Georgia Institute of Technology CSE6240 - Spring 2015 Homework 1
term df
car 18,165
moto 6,723
insurance 19,241
rent 25,235
Figure    2.    Table    of    df    values    for    Question    2.
3. Evaluation - Example (25pt)
There are two indexing systems, S1 and S2. Both of them make two queries Q1 and Q2
on a document set, and return top 5 results as is shown below.
system,    query 1 2 3 4 5
S1,    Q1 d3 d5 d8 d10 d11
S1,    Q2 d1 d2 d7 d11 d13
S2,    Q1 d6 d7 d2 d9 d8
S2,    Q2 d1 d2 d4 d11 d14
Figure    3.    Table    of    query    results    for    Question    3.
Suppose the relevant documents of Q1 is {d3, d6, d7, d8}, and Q2 {d1, d4, d11}.

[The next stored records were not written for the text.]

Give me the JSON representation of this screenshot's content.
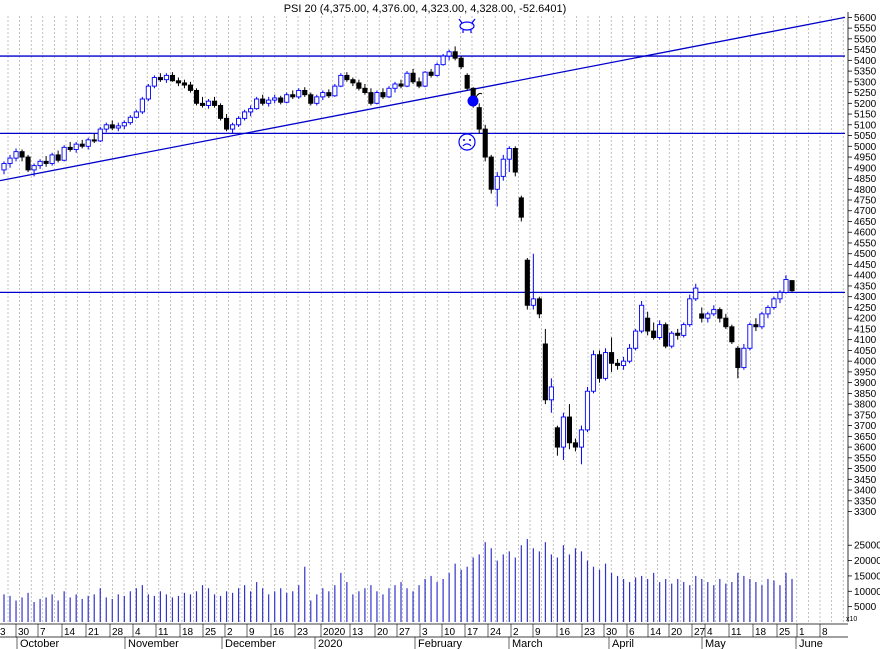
{
  "chart_data": {
    "type": "candlestick",
    "title": "PSI 20 (4,375.00, 4,376.00, 4,323.00, 4,328.00, -52.6401)",
    "price_ticks": [
      3300,
      3350,
      3400,
      3450,
      3500,
      3550,
      3600,
      3650,
      3700,
      3750,
      3800,
      3850,
      3900,
      3950,
      4000,
      4050,
      4100,
      4150,
      4200,
      4250,
      4300,
      4350,
      4400,
      4450,
      4500,
      4550,
      4600,
      4650,
      4700,
      4750,
      4800,
      4850,
      4900,
      4950,
      5000,
      5050,
      5100,
      5150,
      5200,
      5250,
      5300,
      5350,
      5400,
      5450,
      5500,
      5550,
      5600
    ],
    "price_range": [
      3270,
      5625
    ],
    "volume_ticks": [
      5000,
      10000,
      15000,
      20000,
      25000
    ],
    "volume_range": [
      0,
      28000
    ],
    "volume_unit_label": "x10",
    "day_labels": [
      "3",
      "30",
      "7",
      "14",
      "21",
      "28",
      "4",
      "11",
      "18",
      "25",
      "2",
      "9",
      "16",
      "23",
      "2020",
      "13",
      "20",
      "27",
      "3",
      "10",
      "17",
      "24",
      "2",
      "9",
      "16",
      "23",
      "30",
      "6",
      "14",
      "20",
      "27",
      "4",
      "11",
      "18",
      "25",
      "1",
      "8"
    ],
    "month_labels": [
      "October",
      "November",
      "December",
      "2020",
      "February",
      "March",
      "April",
      "May",
      "June"
    ],
    "horizontal_lines": [
      5420,
      5060,
      4320
    ],
    "trendline": {
      "from_price": 4840,
      "to_price": 5600,
      "from_x_frac": 0,
      "to_x_frac": 1
    },
    "annotations": [
      "bull-icon",
      "bomb-icon",
      "sad-face-icon"
    ],
    "colors": {
      "up": "#0000ff",
      "down": "#000000",
      "line": "#0000cc",
      "volume": "#3333cc",
      "grid": "#999999"
    },
    "candles": [
      {
        "o": 4890,
        "h": 4930,
        "l": 4870,
        "c": 4920
      },
      {
        "o": 4920,
        "h": 4960,
        "l": 4900,
        "c": 4945
      },
      {
        "o": 4945,
        "h": 4990,
        "l": 4930,
        "c": 4975
      },
      {
        "o": 4975,
        "h": 4985,
        "l": 4930,
        "c": 4950
      },
      {
        "o": 4950,
        "h": 4960,
        "l": 4880,
        "c": 4890
      },
      {
        "o": 4890,
        "h": 4920,
        "l": 4860,
        "c": 4910
      },
      {
        "o": 4910,
        "h": 4940,
        "l": 4895,
        "c": 4930
      },
      {
        "o": 4930,
        "h": 4955,
        "l": 4905,
        "c": 4920
      },
      {
        "o": 4920,
        "h": 4970,
        "l": 4910,
        "c": 4960
      },
      {
        "o": 4960,
        "h": 4980,
        "l": 4925,
        "c": 4935
      },
      {
        "o": 4935,
        "h": 5005,
        "l": 4930,
        "c": 4995
      },
      {
        "o": 4995,
        "h": 5020,
        "l": 4975,
        "c": 4985
      },
      {
        "o": 4985,
        "h": 5020,
        "l": 4970,
        "c": 5010
      },
      {
        "o": 5010,
        "h": 5030,
        "l": 4990,
        "c": 5000
      },
      {
        "o": 5000,
        "h": 5040,
        "l": 4985,
        "c": 5030
      },
      {
        "o": 5030,
        "h": 5060,
        "l": 5015,
        "c": 5025
      },
      {
        "o": 5025,
        "h": 5090,
        "l": 5020,
        "c": 5080
      },
      {
        "o": 5080,
        "h": 5110,
        "l": 5065,
        "c": 5100
      },
      {
        "o": 5100,
        "h": 5120,
        "l": 5075,
        "c": 5085
      },
      {
        "o": 5085,
        "h": 5110,
        "l": 5070,
        "c": 5095
      },
      {
        "o": 5095,
        "h": 5120,
        "l": 5080,
        "c": 5110
      },
      {
        "o": 5110,
        "h": 5145,
        "l": 5100,
        "c": 5135
      },
      {
        "o": 5135,
        "h": 5170,
        "l": 5130,
        "c": 5160
      },
      {
        "o": 5160,
        "h": 5230,
        "l": 5150,
        "c": 5220
      },
      {
        "o": 5220,
        "h": 5290,
        "l": 5210,
        "c": 5280
      },
      {
        "o": 5280,
        "h": 5330,
        "l": 5270,
        "c": 5320
      },
      {
        "o": 5320,
        "h": 5340,
        "l": 5300,
        "c": 5310
      },
      {
        "o": 5310,
        "h": 5340,
        "l": 5295,
        "c": 5330
      },
      {
        "o": 5330,
        "h": 5345,
        "l": 5300,
        "c": 5305
      },
      {
        "o": 5305,
        "h": 5320,
        "l": 5280,
        "c": 5295
      },
      {
        "o": 5295,
        "h": 5310,
        "l": 5270,
        "c": 5285
      },
      {
        "o": 5285,
        "h": 5300,
        "l": 5250,
        "c": 5260
      },
      {
        "o": 5260,
        "h": 5270,
        "l": 5190,
        "c": 5200
      },
      {
        "o": 5200,
        "h": 5230,
        "l": 5180,
        "c": 5190
      },
      {
        "o": 5190,
        "h": 5220,
        "l": 5175,
        "c": 5210
      },
      {
        "o": 5210,
        "h": 5230,
        "l": 5180,
        "c": 5190
      },
      {
        "o": 5190,
        "h": 5200,
        "l": 5120,
        "c": 5130
      },
      {
        "o": 5130,
        "h": 5150,
        "l": 5070,
        "c": 5080
      },
      {
        "o": 5080,
        "h": 5110,
        "l": 5060,
        "c": 5100
      },
      {
        "o": 5100,
        "h": 5140,
        "l": 5090,
        "c": 5130
      },
      {
        "o": 5130,
        "h": 5170,
        "l": 5120,
        "c": 5160
      },
      {
        "o": 5160,
        "h": 5190,
        "l": 5140,
        "c": 5175
      },
      {
        "o": 5175,
        "h": 5230,
        "l": 5170,
        "c": 5220
      },
      {
        "o": 5220,
        "h": 5240,
        "l": 5190,
        "c": 5200
      },
      {
        "o": 5200,
        "h": 5230,
        "l": 5185,
        "c": 5215
      },
      {
        "o": 5215,
        "h": 5240,
        "l": 5200,
        "c": 5225
      },
      {
        "o": 5225,
        "h": 5235,
        "l": 5195,
        "c": 5205
      },
      {
        "o": 5205,
        "h": 5250,
        "l": 5200,
        "c": 5240
      },
      {
        "o": 5240,
        "h": 5260,
        "l": 5220,
        "c": 5230
      },
      {
        "o": 5230,
        "h": 5270,
        "l": 5220,
        "c": 5260
      },
      {
        "o": 5260,
        "h": 5275,
        "l": 5230,
        "c": 5240
      },
      {
        "o": 5240,
        "h": 5250,
        "l": 5190,
        "c": 5200
      },
      {
        "o": 5200,
        "h": 5240,
        "l": 5190,
        "c": 5230
      },
      {
        "o": 5230,
        "h": 5260,
        "l": 5215,
        "c": 5250
      },
      {
        "o": 5250,
        "h": 5265,
        "l": 5225,
        "c": 5235
      },
      {
        "o": 5235,
        "h": 5290,
        "l": 5230,
        "c": 5280
      },
      {
        "o": 5280,
        "h": 5340,
        "l": 5275,
        "c": 5330
      },
      {
        "o": 5330,
        "h": 5345,
        "l": 5300,
        "c": 5310
      },
      {
        "o": 5310,
        "h": 5320,
        "l": 5280,
        "c": 5295
      },
      {
        "o": 5295,
        "h": 5310,
        "l": 5260,
        "c": 5270
      },
      {
        "o": 5270,
        "h": 5290,
        "l": 5240,
        "c": 5250
      },
      {
        "o": 5250,
        "h": 5270,
        "l": 5190,
        "c": 5200
      },
      {
        "o": 5200,
        "h": 5260,
        "l": 5195,
        "c": 5250
      },
      {
        "o": 5250,
        "h": 5270,
        "l": 5220,
        "c": 5230
      },
      {
        "o": 5230,
        "h": 5280,
        "l": 5225,
        "c": 5270
      },
      {
        "o": 5270,
        "h": 5300,
        "l": 5250,
        "c": 5290
      },
      {
        "o": 5290,
        "h": 5310,
        "l": 5270,
        "c": 5280
      },
      {
        "o": 5280,
        "h": 5350,
        "l": 5275,
        "c": 5340
      },
      {
        "o": 5340,
        "h": 5360,
        "l": 5290,
        "c": 5300
      },
      {
        "o": 5300,
        "h": 5320,
        "l": 5270,
        "c": 5280
      },
      {
        "o": 5280,
        "h": 5350,
        "l": 5275,
        "c": 5345
      },
      {
        "o": 5345,
        "h": 5360,
        "l": 5320,
        "c": 5330
      },
      {
        "o": 5330,
        "h": 5390,
        "l": 5325,
        "c": 5380
      },
      {
        "o": 5380,
        "h": 5430,
        "l": 5375,
        "c": 5420
      },
      {
        "o": 5420,
        "h": 5450,
        "l": 5400,
        "c": 5440
      },
      {
        "o": 5440,
        "h": 5465,
        "l": 5400,
        "c": 5410
      },
      {
        "o": 5410,
        "h": 5420,
        "l": 5360,
        "c": 5370
      },
      {
        "o": 5330,
        "h": 5340,
        "l": 5260,
        "c": 5270
      },
      {
        "o": 5270,
        "h": 5275,
        "l": 5180,
        "c": 5190
      },
      {
        "o": 5180,
        "h": 5200,
        "l": 5060,
        "c": 5080
      },
      {
        "o": 5080,
        "h": 5100,
        "l": 4930,
        "c": 4950
      },
      {
        "o": 4950,
        "h": 4960,
        "l": 4780,
        "c": 4800
      },
      {
        "o": 4800,
        "h": 4880,
        "l": 4720,
        "c": 4860
      },
      {
        "o": 4860,
        "h": 4960,
        "l": 4840,
        "c": 4940
      },
      {
        "o": 4940,
        "h": 5000,
        "l": 4880,
        "c": 4990
      },
      {
        "o": 4990,
        "h": 5000,
        "l": 4860,
        "c": 4880
      },
      {
        "o": 4760,
        "h": 4770,
        "l": 4650,
        "c": 4670
      },
      {
        "o": 4470,
        "h": 4480,
        "l": 4240,
        "c": 4260
      },
      {
        "o": 4260,
        "h": 4500,
        "l": 4240,
        "c": 4290
      },
      {
        "o": 4290,
        "h": 4300,
        "l": 4200,
        "c": 4220
      },
      {
        "o": 4080,
        "h": 4150,
        "l": 3800,
        "c": 3820
      },
      {
        "o": 3820,
        "h": 3920,
        "l": 3760,
        "c": 3880
      },
      {
        "o": 3690,
        "h": 3700,
        "l": 3560,
        "c": 3600
      },
      {
        "o": 3600,
        "h": 3760,
        "l": 3540,
        "c": 3740
      },
      {
        "o": 3740,
        "h": 3800,
        "l": 3590,
        "c": 3620
      },
      {
        "o": 3620,
        "h": 3640,
        "l": 3580,
        "c": 3600
      },
      {
        "o": 3600,
        "h": 3700,
        "l": 3520,
        "c": 3680
      },
      {
        "o": 3680,
        "h": 3880,
        "l": 3670,
        "c": 3860
      },
      {
        "o": 3860,
        "h": 4050,
        "l": 3850,
        "c": 4030
      },
      {
        "o": 4030,
        "h": 4050,
        "l": 3900,
        "c": 3920
      },
      {
        "o": 3920,
        "h": 4060,
        "l": 3910,
        "c": 4040
      },
      {
        "o": 4040,
        "h": 4110,
        "l": 3950,
        "c": 3990
      },
      {
        "o": 3990,
        "h": 4010,
        "l": 3960,
        "c": 3980
      },
      {
        "o": 3980,
        "h": 4020,
        "l": 3960,
        "c": 4000
      },
      {
        "o": 4000,
        "h": 4080,
        "l": 3990,
        "c": 4060
      },
      {
        "o": 4060,
        "h": 4150,
        "l": 4050,
        "c": 4140
      },
      {
        "o": 4140,
        "h": 4280,
        "l": 4130,
        "c": 4260
      },
      {
        "o": 4200,
        "h": 4230,
        "l": 4120,
        "c": 4140
      },
      {
        "o": 4140,
        "h": 4180,
        "l": 4100,
        "c": 4110
      },
      {
        "o": 4110,
        "h": 4190,
        "l": 4100,
        "c": 4170
      },
      {
        "o": 4170,
        "h": 4180,
        "l": 4060,
        "c": 4070
      },
      {
        "o": 4070,
        "h": 4140,
        "l": 4060,
        "c": 4130
      },
      {
        "o": 4130,
        "h": 4150,
        "l": 4100,
        "c": 4120
      },
      {
        "o": 4120,
        "h": 4180,
        "l": 4110,
        "c": 4170
      },
      {
        "o": 4170,
        "h": 4310,
        "l": 4160,
        "c": 4290
      },
      {
        "o": 4290,
        "h": 4360,
        "l": 4280,
        "c": 4340
      },
      {
        "o": 4220,
        "h": 4250,
        "l": 4180,
        "c": 4200
      },
      {
        "o": 4200,
        "h": 4230,
        "l": 4180,
        "c": 4220
      },
      {
        "o": 4220,
        "h": 4260,
        "l": 4210,
        "c": 4240
      },
      {
        "o": 4240,
        "h": 4250,
        "l": 4180,
        "c": 4200
      },
      {
        "o": 4200,
        "h": 4220,
        "l": 4150,
        "c": 4160
      },
      {
        "o": 4160,
        "h": 4170,
        "l": 4080,
        "c": 4090
      },
      {
        "o": 4060,
        "h": 4070,
        "l": 3920,
        "c": 3970
      },
      {
        "o": 3970,
        "h": 4080,
        "l": 3960,
        "c": 4060
      },
      {
        "o": 4060,
        "h": 4180,
        "l": 4050,
        "c": 4170
      },
      {
        "o": 4170,
        "h": 4200,
        "l": 4140,
        "c": 4160
      },
      {
        "o": 4160,
        "h": 4230,
        "l": 4150,
        "c": 4220
      },
      {
        "o": 4220,
        "h": 4260,
        "l": 4200,
        "c": 4250
      },
      {
        "o": 4250,
        "h": 4300,
        "l": 4240,
        "c": 4290
      },
      {
        "o": 4290,
        "h": 4330,
        "l": 4270,
        "c": 4320
      },
      {
        "o": 4320,
        "h": 4400,
        "l": 4315,
        "c": 4380
      },
      {
        "o": 4375,
        "h": 4376,
        "l": 4323,
        "c": 4328
      }
    ],
    "volume": [
      9000,
      8500,
      7000,
      8000,
      9500,
      6500,
      7500,
      8000,
      9000,
      7000,
      10000,
      8000,
      9000,
      7500,
      8500,
      9000,
      11000,
      8000,
      7500,
      9000,
      8500,
      10000,
      11000,
      12000,
      9000,
      8500,
      10000,
      9000,
      8000,
      8500,
      9500,
      9000,
      10000,
      12000,
      11000,
      9000,
      8500,
      10000,
      9500,
      11000,
      12000,
      10000,
      13000,
      11000,
      9000,
      10000,
      11000,
      9500,
      10000,
      12000,
      18000,
      7000,
      9000,
      11000,
      10000,
      12000,
      16000,
      13000,
      9000,
      10000,
      11000,
      12000,
      10000,
      9000,
      11000,
      12000,
      13000,
      11000,
      10000,
      12000,
      14000,
      15000,
      13000,
      14000,
      16000,
      19000,
      17000,
      18000,
      21000,
      22000,
      26000,
      24000,
      20000,
      22000,
      23000,
      21000,
      25000,
      27000,
      24000,
      23000,
      26000,
      22000,
      21000,
      25000,
      22000,
      24000,
      23000,
      20000,
      18000,
      17000,
      19000,
      16000,
      15000,
      14000,
      13000,
      14500,
      15000,
      14000,
      16000,
      13000,
      14000,
      12500,
      14000,
      13000,
      12000,
      15000,
      14000,
      13000,
      12000,
      14000,
      12500,
      13000,
      16000,
      15000,
      14000,
      13000,
      12000,
      14000,
      13500,
      12000,
      16000,
      14000
    ]
  }
}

Calculate precision, recall, F Measure (harmonic mean), Average Precision and Mean
Average Precision of S1 and S2 on Q1 and Q2, respectively (no need to consider
interpolation). Which values consider ranks? Which don’t?
4. Evaluation - General (25pt)
Answer the following questions:
a. The balanced F measure (a.k.a. F1) is defined as the harmonic mean of precision and
recall. What is the advantage of using the harmonic mean rather than “averaging” (using
the arithmetic mean)?
b. What are the possible values for interpolated precision at a recall level of 0?
c. Must there always be a break-even point between precision and recall? Either show
there must be or give a counter-example.